Crucially, Miranda said this doesn’t equate to customisation. “Customisation is anything that prevents an automatic upgrade.”

And just how ready and willing is an enterprise software user to allow their vendor to decide when and how upgrades take place? “Well, if we look at personal software, that’s what we’re used to today. Your apps update automatically without any impact on your data; you personalise that software, it survives the upgrade. We’re taking those concepts in personalisation and applying them to enterprise class software.”

He added that new features which may come with an upgrade are switched off by default, so after the update, things work just as they did before – and being incremental, there aren’t ‘big bang’ changes between one version and the next.

You might be tempted to dismiss Miranda’s firmly held belief in the inevitability of 100 percent of businesses ‘going SaaS’ as a bit kooky.
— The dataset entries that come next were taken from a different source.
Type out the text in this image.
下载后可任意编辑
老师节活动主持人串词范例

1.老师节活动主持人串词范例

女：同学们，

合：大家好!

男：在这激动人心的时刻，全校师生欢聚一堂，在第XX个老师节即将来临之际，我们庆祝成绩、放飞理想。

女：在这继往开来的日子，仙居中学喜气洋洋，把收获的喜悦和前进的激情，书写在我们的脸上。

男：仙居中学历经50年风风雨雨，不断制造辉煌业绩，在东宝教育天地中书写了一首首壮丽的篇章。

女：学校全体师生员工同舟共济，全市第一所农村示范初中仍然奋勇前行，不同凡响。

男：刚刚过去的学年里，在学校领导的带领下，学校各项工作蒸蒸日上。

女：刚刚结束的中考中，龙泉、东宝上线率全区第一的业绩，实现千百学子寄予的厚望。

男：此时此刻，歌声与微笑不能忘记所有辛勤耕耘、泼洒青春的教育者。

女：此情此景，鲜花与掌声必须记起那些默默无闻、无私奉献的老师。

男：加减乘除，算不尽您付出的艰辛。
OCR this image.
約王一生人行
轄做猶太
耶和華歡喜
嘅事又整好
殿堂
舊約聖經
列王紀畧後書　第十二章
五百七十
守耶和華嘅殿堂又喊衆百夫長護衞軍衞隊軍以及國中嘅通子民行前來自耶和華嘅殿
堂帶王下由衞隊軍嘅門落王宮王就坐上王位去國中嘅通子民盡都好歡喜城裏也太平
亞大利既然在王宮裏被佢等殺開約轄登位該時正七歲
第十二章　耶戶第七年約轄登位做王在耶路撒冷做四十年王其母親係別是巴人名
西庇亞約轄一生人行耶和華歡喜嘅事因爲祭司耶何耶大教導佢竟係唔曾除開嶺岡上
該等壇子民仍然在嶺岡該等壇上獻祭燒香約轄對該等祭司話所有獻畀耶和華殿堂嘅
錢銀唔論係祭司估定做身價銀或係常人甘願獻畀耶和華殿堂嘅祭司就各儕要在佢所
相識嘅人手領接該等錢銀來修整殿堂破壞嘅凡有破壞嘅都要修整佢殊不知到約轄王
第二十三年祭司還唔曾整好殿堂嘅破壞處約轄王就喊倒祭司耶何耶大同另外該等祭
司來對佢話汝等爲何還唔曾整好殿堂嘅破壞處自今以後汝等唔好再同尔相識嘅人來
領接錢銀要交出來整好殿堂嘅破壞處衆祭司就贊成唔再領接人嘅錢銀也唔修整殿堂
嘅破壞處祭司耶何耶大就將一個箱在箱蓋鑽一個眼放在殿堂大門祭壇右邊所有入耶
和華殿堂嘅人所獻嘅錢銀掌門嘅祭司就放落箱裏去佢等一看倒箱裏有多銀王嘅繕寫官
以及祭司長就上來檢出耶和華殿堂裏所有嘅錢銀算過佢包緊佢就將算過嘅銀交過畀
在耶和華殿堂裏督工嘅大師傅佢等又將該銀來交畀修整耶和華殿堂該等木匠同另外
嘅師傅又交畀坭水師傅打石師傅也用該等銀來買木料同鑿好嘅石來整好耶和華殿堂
But he has the credentials to back his conviction: he’s been with Oracle since 1992 and led the engineering of the ‘next-gen’ Fusion Applications.

Still. While the benefits of the cloud and software as a service are undeniable, we know of more than a few businesses today which are happily running Windows XP. The SaaS stampede could yet be a ways away.

Questions or comments...

  1. John Blackham

    SaaS and On-prem software are fundamentally the same. Both can be “highly modular”. This was the aim of ERP companies way before SaaS was heard of. Remember OO and products such as Protean from Marcam or JDE’s OneWorld. Both promised an end to customization. Both were wrong, both companies died as a result, and in JDE’s case ended up inside Oracle. In fact the exact opposite of Mr Miranda’s claim is true, SaaS kills innovation …unless you think that every user having access to exactly the same software features give any company a competitive advantage. As Gartner said in 2009, until SaaS (specifically multi-tenant) can offer customization that will support any business requirement, it is a non-starter for serious businesses.